Do you regularly think about how much your business is worth? What would happen if you are not in the business for one week, 14 days, a month? What about three months? 6 months? Or a year or two?
Most business owners don’t! And that is why 90% of businesses don’t sell! And most business owners are surprised (not positively) when they need to sell their business. And most owners don’t realize that it could happen. Of course, you don’t need to want to sell the business ever, but you might need to! Or your partner (life or business one) will need to if something happens to you.
Is it a ridiculous idea to have an option to sell your business for maximal value whenever you need or want?
Ok, maybe you said that it’s ridiculous, perhaps that it’s a great idea. Whenever… Just pretend you said it’s a great idea.
How would you make your business valuable and build this option?
You will need to:
Increase the profits
Increase the cash-flow
Lower the risks
Would you want your business to be more profitable, spin more cash, and have lower risk even if you don’t want to sell it?
I would say we all want that. So if you’re going to build your business to be sellable whenever you need or want, you will do the same thing that you would do even if you don’t want to sell it. Maximize profit and cash flow and lower the risk.

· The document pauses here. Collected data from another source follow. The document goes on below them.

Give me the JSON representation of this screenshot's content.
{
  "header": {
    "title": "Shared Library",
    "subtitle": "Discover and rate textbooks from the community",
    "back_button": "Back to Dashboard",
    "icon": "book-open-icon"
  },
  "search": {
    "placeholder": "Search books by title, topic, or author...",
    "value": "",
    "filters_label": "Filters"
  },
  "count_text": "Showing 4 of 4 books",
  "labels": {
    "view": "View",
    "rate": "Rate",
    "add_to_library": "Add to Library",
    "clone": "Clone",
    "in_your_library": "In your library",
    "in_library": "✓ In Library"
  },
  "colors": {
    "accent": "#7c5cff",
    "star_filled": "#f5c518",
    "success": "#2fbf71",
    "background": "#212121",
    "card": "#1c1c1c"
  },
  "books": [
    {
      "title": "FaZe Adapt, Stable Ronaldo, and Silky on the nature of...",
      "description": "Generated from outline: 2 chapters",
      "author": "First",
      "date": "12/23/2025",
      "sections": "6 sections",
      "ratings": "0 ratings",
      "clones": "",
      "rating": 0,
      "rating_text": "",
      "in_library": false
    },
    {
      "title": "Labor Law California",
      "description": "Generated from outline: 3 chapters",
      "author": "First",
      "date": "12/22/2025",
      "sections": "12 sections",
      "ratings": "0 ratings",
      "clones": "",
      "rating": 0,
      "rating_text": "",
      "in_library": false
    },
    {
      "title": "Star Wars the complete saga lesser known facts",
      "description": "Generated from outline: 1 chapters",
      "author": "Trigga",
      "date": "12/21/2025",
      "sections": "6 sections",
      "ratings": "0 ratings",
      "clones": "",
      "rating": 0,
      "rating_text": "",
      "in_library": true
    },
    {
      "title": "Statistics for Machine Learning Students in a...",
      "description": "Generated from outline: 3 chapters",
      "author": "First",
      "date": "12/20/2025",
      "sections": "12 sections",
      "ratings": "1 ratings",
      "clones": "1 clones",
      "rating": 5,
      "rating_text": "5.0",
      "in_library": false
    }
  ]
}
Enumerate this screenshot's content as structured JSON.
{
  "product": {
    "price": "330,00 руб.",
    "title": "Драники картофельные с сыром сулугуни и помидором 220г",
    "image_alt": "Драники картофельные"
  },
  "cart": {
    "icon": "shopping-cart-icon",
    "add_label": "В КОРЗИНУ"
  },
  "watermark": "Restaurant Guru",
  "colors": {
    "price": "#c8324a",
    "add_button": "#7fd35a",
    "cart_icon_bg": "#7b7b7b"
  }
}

So, easy valuation of your business is
Profit in $ * multiple (lower the risk = higher the multiple) = values of your business
Let’s look at the significant factors that affect the value of your business.
Eight significant profit and risk factors are affecting the value for how much you can sell your business.
1. Financial Performance
Your history of producing revenue and profit combined with the professionalism of your record keeping.
2. Growth Potential
Your likelihood to grow your business in the future and at what rate.
3. Dependancy & Diversification
How dependent your business is on any one employee, customer, or supplier.
4. Cash-flow
Whether your business is a cash suck or a cash machine.
5. Quality of Revenue
The proportion and quality of automatic, annuity-based revenue you collect each month.
6. Unique Selling Point
How well differentiated your business is from competitors in your industry.
7. Customer Satisfaction
The likelihood that your customers will re-purchase and also refer you.
8. Owner effect on business performance
How much is the owner involved in and affects the performance of the business? How your business would perform if you were unexpectedly unable to work for a period of three months or a year.
Is it a bad idea to improve these factors to make your business more profitable and build a cash flow with minimal risk?
Sometimes people think it's so much work, but most things can be improved rapidly by the right plan, strategy and a lot can be solved quickly by mergers, acquisitions, and strategic partnerships.